Imagine the situation here.  You used to be very handsome and hang out with another very good-looking friend.  One day, a very very formidable car accident hit you.  You are crippled and psychologically devasted.  You also fear what will happen in the future.  Then, your friend says... "you are ugly.  I'm moving on with new friends".  Man, this will piss the heck out of me.

Back to our buddies on Sand Hill Road.... The flashy "R.I.P. Good Times" scared off the startup community.  CEOs are told to cut costs, downsize workforce, survive, etc.  If I may summarize the whole situation, what they are saying is... "you are ugly, I don't want to sink more money, and I need sexy friends who can generate returns to my portfolio".  Yes, they are just doing their job.....

But... whatever happened to "The Entrepreneurs Behind The Entrepreneurs"?  That's right.  They are still behind the entrepreneurs.  Time to change the tag line?  :)

Maybe I'm just being overly emotional here.  Seriously, if they act like they knew the whole economic downturn was imminent, they really should've figured out Plan B with their LPs.  At macro-scale, the new fund will hopefully make contributions to economic recovery and continuing innovations (not just tech but financial also since they also do hedge fund now).  

No need to blame anyone here.... I agree .... cut cost and survive!  The world is not over until 2029.

Thursday, October 9, 2008

Entrepreneur's Voracious Capitalism

Usually, VCs are the ones that entrepreneurs call "voracious capitalists". I run into soap operas where VCs throw money, get on the board, screw everything up, and take everything away from the entrepreneurs. So how can entrepreneurs do just the opposite, like lying about financials and taking money from VCs?

During the VC diligence process, the management's background is thoroughly assessed to ensure that the money being thrown in will be managed by good people. Entellium, a Seattle-based CRM company, was sly enough to pass all those background checks and dupe some of the highly respected VC firms, namely Ignition Partners and Sigma Partners. (Story here).

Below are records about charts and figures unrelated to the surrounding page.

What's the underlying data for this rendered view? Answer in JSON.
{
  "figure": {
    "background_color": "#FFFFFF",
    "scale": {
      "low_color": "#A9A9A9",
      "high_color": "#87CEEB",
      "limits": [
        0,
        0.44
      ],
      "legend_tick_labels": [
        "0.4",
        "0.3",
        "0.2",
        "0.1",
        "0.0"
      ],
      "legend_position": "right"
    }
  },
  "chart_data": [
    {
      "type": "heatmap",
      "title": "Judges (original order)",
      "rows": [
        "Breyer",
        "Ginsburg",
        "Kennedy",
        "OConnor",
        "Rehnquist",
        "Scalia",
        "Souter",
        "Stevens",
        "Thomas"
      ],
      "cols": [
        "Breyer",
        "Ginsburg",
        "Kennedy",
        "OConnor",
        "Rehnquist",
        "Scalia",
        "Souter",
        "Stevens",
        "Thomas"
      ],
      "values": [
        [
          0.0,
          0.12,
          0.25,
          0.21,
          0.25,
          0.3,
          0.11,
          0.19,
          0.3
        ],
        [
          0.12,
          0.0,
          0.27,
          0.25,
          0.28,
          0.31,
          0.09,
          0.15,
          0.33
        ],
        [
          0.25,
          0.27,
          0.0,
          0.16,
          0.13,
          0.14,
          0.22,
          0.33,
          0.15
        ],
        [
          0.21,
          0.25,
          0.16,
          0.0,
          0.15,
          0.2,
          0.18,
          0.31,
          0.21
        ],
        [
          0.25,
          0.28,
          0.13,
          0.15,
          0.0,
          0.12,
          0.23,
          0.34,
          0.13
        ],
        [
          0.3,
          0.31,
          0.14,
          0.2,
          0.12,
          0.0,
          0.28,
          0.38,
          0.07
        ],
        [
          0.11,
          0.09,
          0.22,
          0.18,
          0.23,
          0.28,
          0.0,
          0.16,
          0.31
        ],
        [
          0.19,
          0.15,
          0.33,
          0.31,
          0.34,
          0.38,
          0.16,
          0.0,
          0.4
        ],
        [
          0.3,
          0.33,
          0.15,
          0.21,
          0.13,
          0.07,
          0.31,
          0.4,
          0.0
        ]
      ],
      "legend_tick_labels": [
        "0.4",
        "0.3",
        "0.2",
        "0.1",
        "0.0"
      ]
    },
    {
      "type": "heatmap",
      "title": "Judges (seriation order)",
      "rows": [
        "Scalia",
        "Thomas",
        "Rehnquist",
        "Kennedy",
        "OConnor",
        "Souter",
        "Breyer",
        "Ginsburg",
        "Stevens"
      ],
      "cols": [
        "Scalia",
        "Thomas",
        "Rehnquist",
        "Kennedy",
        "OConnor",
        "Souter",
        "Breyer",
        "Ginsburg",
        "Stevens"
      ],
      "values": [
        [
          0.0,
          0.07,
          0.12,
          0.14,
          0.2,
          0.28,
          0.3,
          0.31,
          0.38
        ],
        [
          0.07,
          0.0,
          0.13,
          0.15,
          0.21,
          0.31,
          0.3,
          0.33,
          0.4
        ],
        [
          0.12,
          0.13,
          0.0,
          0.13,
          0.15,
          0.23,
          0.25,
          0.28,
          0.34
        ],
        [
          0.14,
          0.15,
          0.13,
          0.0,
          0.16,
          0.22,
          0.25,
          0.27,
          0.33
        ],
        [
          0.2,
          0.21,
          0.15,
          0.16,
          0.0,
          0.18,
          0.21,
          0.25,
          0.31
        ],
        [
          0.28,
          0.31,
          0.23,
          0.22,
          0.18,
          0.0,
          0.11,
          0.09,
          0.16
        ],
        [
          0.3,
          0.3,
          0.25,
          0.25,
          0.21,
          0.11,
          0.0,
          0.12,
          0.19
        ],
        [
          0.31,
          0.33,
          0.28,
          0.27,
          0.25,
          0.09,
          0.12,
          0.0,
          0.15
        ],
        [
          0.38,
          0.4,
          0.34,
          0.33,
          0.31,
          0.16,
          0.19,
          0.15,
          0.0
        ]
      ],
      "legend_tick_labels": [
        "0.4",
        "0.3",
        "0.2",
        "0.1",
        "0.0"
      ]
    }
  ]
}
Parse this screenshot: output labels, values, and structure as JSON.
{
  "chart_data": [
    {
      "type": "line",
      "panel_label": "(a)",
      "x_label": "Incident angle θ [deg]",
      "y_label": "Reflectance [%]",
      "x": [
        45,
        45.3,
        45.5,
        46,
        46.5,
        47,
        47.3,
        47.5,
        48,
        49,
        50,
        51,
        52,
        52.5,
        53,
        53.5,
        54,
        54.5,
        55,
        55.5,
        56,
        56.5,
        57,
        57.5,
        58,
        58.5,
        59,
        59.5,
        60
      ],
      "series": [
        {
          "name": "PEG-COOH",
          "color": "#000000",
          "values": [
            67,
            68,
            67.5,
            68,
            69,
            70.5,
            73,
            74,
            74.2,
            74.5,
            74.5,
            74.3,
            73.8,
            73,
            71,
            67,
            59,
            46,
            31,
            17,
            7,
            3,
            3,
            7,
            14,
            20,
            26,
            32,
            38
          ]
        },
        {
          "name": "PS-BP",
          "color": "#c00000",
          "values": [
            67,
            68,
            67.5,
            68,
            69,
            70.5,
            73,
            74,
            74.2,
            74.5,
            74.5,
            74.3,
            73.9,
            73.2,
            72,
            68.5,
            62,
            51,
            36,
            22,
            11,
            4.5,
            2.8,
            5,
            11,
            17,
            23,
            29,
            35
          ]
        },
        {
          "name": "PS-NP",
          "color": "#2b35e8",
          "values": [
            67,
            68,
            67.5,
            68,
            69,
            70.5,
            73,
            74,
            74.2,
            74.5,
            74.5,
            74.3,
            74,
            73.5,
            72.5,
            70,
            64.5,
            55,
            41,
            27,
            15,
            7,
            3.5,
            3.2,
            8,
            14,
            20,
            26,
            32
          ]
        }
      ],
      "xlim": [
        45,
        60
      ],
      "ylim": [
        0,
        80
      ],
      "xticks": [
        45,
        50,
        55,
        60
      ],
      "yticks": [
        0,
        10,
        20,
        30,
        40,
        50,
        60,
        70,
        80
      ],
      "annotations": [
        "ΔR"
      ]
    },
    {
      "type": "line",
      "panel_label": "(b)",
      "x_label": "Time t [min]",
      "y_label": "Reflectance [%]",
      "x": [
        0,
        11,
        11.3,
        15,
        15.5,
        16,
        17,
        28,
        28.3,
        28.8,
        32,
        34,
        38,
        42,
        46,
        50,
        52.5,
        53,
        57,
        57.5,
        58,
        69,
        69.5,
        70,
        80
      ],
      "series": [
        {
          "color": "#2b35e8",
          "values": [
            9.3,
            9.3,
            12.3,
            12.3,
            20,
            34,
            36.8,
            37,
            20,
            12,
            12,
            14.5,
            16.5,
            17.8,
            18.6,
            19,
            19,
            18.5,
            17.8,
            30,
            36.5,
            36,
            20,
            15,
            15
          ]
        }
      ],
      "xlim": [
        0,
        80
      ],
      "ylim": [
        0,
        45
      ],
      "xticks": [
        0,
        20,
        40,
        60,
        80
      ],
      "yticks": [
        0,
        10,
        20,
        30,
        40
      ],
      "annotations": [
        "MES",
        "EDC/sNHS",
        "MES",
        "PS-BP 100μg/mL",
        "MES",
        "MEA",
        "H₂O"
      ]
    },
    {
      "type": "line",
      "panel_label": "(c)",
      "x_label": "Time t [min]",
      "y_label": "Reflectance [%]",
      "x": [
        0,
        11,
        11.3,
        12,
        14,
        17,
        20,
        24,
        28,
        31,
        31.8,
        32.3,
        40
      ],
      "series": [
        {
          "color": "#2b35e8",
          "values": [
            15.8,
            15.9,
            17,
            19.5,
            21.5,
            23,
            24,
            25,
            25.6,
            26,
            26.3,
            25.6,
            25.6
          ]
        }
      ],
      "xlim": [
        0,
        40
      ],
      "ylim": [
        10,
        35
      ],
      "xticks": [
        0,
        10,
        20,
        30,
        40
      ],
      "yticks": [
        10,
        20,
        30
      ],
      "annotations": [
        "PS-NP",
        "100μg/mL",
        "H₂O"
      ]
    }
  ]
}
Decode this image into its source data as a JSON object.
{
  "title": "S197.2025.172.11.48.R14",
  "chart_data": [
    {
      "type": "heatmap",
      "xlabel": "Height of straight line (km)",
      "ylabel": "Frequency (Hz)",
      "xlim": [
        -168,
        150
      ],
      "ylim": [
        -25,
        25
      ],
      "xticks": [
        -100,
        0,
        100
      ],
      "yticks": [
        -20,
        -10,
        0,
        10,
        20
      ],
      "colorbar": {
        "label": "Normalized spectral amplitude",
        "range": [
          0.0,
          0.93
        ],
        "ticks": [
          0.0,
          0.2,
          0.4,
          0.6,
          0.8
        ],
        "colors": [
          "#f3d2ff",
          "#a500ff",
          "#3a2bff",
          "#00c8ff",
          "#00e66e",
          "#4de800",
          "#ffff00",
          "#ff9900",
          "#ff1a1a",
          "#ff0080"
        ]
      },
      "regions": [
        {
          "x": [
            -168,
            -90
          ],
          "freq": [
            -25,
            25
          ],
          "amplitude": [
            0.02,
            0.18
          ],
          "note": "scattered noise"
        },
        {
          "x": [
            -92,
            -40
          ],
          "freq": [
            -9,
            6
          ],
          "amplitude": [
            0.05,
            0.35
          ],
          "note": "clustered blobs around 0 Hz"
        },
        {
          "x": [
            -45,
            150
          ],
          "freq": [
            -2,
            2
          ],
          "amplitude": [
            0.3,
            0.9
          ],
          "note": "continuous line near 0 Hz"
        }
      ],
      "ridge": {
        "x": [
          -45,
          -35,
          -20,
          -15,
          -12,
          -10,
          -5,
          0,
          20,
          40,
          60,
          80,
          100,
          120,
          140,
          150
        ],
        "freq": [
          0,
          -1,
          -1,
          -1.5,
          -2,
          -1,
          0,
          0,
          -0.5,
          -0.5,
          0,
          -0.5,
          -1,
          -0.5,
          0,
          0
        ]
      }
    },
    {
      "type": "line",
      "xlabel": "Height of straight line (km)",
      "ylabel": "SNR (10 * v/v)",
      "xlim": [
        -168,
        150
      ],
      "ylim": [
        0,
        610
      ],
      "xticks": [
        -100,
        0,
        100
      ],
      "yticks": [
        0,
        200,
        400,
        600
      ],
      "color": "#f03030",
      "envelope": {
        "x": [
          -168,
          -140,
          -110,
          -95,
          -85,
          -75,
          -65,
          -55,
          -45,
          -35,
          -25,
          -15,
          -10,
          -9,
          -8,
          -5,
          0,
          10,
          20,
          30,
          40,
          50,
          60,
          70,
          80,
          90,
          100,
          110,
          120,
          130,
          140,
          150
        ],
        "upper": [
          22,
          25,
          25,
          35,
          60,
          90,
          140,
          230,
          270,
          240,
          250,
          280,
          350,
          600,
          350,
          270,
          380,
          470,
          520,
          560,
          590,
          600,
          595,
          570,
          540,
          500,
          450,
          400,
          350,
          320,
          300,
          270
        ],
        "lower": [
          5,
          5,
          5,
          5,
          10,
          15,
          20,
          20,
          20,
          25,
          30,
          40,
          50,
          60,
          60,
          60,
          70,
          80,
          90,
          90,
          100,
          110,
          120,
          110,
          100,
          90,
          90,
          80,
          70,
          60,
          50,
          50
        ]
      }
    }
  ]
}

I'm not trying to analyze this case here but rather talk about how entrepreneurs must execute on stewardship and prudence in using someone else's capital. Yes, that's right. Even though they legally "sold" shares to outside investors, they are legally and morally accountable for adding shareholder value. It's really easy to get tricked into thinking that the capital infusion is the cure-all to startups. Yes, cash is the king... only until you realize that 1 + 1 needs to be 11 in the startup environment.

Let's think about the Entellium case here. The founders lied about the revenue and keep taking venture capital. What were they thinking they would end up? First of all, they are going to miss home for a very long time. Secondly, they should've realized that building a capital efficient company is the cornerstone of venture-backed company business model. With all that money pumped in (even if the imaginary revenue is real), the exit just will not be as successful. The venture investors should've also realized that economics of this investment as well. In the venture business, it's all about the multiple here: cash in, cash out. Lastly, and probably the most detrimental one, both founders will never ever have a chance in the startup world. While some rogue investment bankers (wink, wink, UBS dude) do come back to the scene, the venture business really depend on the trust more so than anything else. I just can't say how many times I've seen "A" team with "B" idea gets venture funding. You would think that VC was a dark side. Think again, there aren't any return of Darth Vader in the venture community.

Case in point, there's no point of being voracious for capital. Let it play out and try hard to make stuff happen. Failure is much more valuable than greed for other people's money.